Foire aux questions – Transparence des rémunérations : ce que les salariés doivent retenir et comprendre
1. À partir de quand la directive sur la transparence salariale s’appliquera-t-elle en France ?
La directive (UE) 2023/970 devra être transposée dans le droit français au plus tard le 7 juin 2026. Cela signifie que, d’ici cette date, la France devra adopter une loi et des décrets précisant les modalités concrètes d’application. Certaines obligations pourraient être mises en œuvre progressivement, notamment celles relatives au reporting des écarts de rémunération pour les entreprises selon leur taille (à partir de 2027 pour les sociétés de plus de 150 salariés).
2. Pourrai-je demander le salaire de mes collègues ?
Non, la directive ne donne pas le droit d’obtenir le salaire individuel d’un collègue.
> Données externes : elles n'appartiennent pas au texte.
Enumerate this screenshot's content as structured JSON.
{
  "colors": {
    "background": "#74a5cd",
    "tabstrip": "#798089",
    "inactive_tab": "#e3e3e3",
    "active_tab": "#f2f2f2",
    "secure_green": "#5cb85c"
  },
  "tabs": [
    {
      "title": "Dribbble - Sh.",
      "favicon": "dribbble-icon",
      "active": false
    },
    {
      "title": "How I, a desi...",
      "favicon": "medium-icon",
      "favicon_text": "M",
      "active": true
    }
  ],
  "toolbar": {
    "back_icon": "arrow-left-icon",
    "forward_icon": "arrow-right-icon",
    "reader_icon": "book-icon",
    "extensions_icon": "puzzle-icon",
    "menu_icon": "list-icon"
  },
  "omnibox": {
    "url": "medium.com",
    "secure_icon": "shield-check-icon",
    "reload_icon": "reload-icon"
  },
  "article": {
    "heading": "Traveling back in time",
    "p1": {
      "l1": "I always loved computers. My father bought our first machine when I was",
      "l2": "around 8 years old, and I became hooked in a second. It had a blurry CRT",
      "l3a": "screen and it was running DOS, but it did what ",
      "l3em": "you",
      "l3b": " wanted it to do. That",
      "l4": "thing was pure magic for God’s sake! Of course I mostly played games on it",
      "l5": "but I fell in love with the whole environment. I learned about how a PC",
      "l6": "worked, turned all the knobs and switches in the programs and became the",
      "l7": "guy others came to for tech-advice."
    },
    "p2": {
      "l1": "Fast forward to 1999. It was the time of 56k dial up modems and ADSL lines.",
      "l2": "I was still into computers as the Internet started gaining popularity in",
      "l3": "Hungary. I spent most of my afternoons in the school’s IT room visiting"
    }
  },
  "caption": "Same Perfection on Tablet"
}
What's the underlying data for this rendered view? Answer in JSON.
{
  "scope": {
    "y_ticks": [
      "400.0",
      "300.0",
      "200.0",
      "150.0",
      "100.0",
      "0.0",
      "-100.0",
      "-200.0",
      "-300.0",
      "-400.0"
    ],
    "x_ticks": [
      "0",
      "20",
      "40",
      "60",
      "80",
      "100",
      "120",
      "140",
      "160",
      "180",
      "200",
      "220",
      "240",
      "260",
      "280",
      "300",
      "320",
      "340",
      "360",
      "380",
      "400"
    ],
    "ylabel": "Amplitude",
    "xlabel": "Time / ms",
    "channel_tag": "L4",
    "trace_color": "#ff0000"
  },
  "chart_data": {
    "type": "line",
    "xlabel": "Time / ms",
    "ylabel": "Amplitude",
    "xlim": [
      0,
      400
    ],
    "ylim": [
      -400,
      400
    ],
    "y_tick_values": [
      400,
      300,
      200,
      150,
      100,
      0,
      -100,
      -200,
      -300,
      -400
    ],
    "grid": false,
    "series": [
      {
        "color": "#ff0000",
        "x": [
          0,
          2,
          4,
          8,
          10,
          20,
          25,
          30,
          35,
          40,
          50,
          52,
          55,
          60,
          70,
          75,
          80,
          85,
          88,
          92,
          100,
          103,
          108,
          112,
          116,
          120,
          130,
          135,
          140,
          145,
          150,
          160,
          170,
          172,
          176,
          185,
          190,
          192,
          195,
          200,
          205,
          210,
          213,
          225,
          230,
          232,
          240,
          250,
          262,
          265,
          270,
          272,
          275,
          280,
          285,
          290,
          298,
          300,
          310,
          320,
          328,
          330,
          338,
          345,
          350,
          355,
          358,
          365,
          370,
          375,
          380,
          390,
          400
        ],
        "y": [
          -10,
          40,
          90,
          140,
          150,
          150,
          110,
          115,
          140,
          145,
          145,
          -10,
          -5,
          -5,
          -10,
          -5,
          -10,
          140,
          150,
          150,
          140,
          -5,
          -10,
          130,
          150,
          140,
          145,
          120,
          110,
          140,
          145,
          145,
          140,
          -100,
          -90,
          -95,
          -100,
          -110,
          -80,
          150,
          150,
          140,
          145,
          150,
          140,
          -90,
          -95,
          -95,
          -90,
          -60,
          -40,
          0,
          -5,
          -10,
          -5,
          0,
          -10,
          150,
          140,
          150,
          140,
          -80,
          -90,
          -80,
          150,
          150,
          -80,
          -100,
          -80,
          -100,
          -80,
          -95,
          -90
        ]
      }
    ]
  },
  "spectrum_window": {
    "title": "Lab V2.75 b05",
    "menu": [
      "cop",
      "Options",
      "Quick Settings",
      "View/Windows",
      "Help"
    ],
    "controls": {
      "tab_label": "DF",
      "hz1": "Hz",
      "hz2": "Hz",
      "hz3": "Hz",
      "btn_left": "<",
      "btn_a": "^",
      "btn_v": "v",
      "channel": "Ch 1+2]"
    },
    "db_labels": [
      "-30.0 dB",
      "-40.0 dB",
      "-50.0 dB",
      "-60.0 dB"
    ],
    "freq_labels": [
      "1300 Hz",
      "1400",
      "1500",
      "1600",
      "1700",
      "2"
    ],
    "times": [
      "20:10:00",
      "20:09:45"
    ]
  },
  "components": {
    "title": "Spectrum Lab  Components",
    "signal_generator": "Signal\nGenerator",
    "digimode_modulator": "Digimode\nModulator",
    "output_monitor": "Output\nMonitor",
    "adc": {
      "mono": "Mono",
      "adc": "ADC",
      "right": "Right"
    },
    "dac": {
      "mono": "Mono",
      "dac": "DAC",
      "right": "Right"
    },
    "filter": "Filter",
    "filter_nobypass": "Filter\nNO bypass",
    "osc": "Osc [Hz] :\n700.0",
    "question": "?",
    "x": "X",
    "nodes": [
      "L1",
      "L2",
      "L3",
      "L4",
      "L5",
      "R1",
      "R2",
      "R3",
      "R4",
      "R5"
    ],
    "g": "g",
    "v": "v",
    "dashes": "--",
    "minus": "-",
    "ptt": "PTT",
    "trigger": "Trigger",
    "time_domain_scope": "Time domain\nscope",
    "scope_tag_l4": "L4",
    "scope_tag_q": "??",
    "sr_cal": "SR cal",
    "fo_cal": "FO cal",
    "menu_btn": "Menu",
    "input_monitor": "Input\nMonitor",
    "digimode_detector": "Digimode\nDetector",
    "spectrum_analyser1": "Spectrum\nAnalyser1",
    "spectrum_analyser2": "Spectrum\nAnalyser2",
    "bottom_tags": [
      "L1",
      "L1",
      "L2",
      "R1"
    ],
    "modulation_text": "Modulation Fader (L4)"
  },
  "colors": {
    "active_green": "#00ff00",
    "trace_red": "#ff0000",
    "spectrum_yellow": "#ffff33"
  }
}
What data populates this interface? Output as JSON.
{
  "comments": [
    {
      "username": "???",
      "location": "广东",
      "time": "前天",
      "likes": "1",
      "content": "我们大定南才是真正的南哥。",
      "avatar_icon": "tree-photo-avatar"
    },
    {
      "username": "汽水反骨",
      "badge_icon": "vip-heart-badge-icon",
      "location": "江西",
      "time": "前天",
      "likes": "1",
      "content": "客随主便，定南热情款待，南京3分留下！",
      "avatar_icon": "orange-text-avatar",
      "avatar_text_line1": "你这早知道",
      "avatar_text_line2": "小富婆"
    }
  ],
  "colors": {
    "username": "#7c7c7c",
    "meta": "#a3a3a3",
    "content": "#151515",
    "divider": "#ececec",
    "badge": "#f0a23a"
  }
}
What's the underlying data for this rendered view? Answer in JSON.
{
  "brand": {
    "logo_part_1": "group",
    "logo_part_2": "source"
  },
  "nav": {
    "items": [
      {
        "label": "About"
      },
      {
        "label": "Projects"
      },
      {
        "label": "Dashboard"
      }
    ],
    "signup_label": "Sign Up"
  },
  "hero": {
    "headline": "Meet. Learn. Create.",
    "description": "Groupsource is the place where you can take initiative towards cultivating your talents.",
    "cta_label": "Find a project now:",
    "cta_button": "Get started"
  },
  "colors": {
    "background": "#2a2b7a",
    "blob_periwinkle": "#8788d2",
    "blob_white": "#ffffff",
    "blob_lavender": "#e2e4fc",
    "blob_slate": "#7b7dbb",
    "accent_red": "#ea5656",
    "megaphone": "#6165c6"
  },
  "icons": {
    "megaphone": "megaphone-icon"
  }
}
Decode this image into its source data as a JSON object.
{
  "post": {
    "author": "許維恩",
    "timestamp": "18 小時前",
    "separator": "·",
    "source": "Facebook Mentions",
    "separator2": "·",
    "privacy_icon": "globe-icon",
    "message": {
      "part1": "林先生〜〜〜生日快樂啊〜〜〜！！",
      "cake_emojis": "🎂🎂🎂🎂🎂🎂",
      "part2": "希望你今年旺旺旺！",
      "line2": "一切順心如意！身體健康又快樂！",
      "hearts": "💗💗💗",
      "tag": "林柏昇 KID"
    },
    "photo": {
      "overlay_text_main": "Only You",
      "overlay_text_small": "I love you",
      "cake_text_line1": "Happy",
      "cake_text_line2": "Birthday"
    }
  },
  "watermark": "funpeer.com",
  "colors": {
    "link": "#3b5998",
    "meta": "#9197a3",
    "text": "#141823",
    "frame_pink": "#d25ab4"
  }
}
En revanche, vous pourrez demander à votre employeur de vous communiquer les niveaux moyens de rémunération pour des postes identiques ou de valeur équivalente, ventilés par sexe [[Dir. (UE) 2023/970, art. 7]]. Ces données seront présentées de manière anonyme et agrégée, afin de respecter la confidentialité et le RGPD.
3. Que pourrai-je faire si je découvre un écart de salaire injustifié ?
Si vous constatez un écart de rémunération entre hommes et femmes pour un travail équivalent, vous pourrez engager une action en justice pour discrimination salariale. Avec la directive, la charge de la preuve sera inversée : c’est à l’employeur de démontrer que la différence repose sur des critères objectifs et non sexistes [[Dir. (UE) 2023/970, art. 18]]. Vous pourrez également être représenté par un syndicat ou une association pour agir plus facilement.
4. Mon entreprise devra-t-elle communiquer les critères d’évolution de salaire ?
Oui. Les employeurs devront rendre accessibles et compréhensibles les critères de fixation et de progression des rémunérations [[Dir. (UE) 2023/970, art. 6]]. Vous saurez donc sur quelles bases sont décidées les augmentations, promotions ou primes (ancienneté, performance, compétences, responsabilités…). Ces critères devront être objectifs, transparents et non sexistes.
5. Quelles entreprises sont concernées par la transparence salariale ?
Toutes les entreprises seront tenues de respecter le principe de transparence, mais les obligations varient selon leur effectif :
- À partir de 50 salariés : application du principe général d’égalité de rémunération et de transparence des critères.
- À partir de 100 salariés : obligation de reporting périodique sur les écarts femmes-hommes.
- Au-delà de 250 salariés : publication annuelle détaillée des écarts et correction obligatoire au-delà de 5 % non justifié [[Dir. (UE) 2023/970, art. 9 et 10]].
Les entreprises de moins de 100 salariés pourront choisir d’appliquer volontairement la directive, notamment pour valoriser leur politique d’équité et leur marque employeur.